Review: Ratchet & Clank: Rift Apart
Ratchet & Clank are back with a new adventure, on a new console and especially in new dimensions! Rift Apart is a direct sequel to Ratchet & Clank: Into the Nexus from 2013. But, is the game a worthy sequel? Read it in our review!
Ratchet & Clank: Rift Apart will be released on June 11, exclusively for the Playstation 5. This means that the game should make full use of the qualities that the PS5 has to offer. Think of the Dualsense rumble, the renewed processor and graphics architecture and the super-fast SSD. In the teasers and trailers for the game you could already see smooth transitions from dimension to dimension. Can the final game from Insomniac live up to the trailers?
Humor above all
Ratchet & Clank is a series that looks childish, but still has the necessary touches of adult humor.
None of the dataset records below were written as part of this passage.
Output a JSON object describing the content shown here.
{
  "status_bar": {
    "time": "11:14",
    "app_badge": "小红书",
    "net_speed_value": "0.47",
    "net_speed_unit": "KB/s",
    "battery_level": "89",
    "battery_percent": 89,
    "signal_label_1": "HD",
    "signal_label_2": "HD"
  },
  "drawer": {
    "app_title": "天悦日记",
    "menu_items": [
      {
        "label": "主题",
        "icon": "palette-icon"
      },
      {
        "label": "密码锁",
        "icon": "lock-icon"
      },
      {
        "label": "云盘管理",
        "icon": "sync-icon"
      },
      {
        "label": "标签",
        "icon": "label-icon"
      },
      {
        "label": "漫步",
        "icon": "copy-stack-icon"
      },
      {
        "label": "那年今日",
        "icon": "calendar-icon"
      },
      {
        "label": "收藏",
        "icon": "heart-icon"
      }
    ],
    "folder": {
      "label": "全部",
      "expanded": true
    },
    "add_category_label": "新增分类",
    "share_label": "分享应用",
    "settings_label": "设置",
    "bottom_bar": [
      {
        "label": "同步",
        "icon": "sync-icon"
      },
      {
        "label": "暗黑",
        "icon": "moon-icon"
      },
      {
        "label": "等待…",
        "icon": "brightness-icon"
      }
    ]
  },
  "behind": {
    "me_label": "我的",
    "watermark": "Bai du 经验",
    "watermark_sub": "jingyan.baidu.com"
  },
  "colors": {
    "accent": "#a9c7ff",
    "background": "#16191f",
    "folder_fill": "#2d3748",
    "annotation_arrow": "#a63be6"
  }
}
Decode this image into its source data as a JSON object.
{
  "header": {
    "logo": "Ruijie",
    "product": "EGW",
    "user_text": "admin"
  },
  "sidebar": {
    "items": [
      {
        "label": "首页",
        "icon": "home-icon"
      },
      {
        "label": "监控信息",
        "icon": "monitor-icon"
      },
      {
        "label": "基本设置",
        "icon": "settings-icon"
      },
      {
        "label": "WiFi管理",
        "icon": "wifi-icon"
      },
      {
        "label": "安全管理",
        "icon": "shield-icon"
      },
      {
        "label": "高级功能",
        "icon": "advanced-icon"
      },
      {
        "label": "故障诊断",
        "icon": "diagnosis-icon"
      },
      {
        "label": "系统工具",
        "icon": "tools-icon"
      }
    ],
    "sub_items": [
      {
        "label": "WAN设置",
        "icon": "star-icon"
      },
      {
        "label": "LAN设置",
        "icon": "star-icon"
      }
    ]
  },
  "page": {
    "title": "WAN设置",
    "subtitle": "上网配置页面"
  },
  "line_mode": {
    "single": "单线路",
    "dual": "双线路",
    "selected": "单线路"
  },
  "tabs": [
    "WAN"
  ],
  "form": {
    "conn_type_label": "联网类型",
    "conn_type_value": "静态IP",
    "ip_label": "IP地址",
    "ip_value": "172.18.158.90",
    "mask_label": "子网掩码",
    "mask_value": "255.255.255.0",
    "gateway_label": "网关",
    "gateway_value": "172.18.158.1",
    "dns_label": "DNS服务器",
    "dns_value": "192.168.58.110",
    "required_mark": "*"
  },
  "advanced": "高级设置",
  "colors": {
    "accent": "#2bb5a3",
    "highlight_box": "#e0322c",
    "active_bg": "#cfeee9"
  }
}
It's like that series you watched as a kid, but now you understand the jokes as an adult. Then ask yourself, what possessed your parents to let you watch this. That's no different in Rift Apart, luckily! Every minute I was lying on the couch laughing like a maniac at the memorable characters, the well-thought-out humor and the necessary lame puns. Humor is a big part of the game, but beyond that Insomniac knows exactly when they want to ruin your emotions. The story is funny, beautiful and action packed. I personally can't really describe how emotional I got with some scenes. It's the kind of game that draws you in so much in terms of story that you can go from laughing to crying within 5 seconds. But, it's a well-written story with some back-and-forths between Ratchet and Rivet.
Rivet? Yes, you've probably already seen this new Lombax in the trailers. She is Ratchet's counter-part in a totally different dimension. The story is like this; Clank wants to surprise Ratchet with an interdimensional weapon and this goes wrong. The dimensions are in tatters and everything is upside down. It's up to Ratchet, Rivet, Clank and a lot of other characters to set this right. What I really like is that Clank gets a much bigger role in this part, with more background and future perspective than in the other parts. So you play alternately between different characters and this suddenly makes an otherwise one-sided perspective a lot wider. In the story you also get a lot of information about the Lombax as a race, something that Ratchet has been looking for for a while. How do you get this? Find out for yourself!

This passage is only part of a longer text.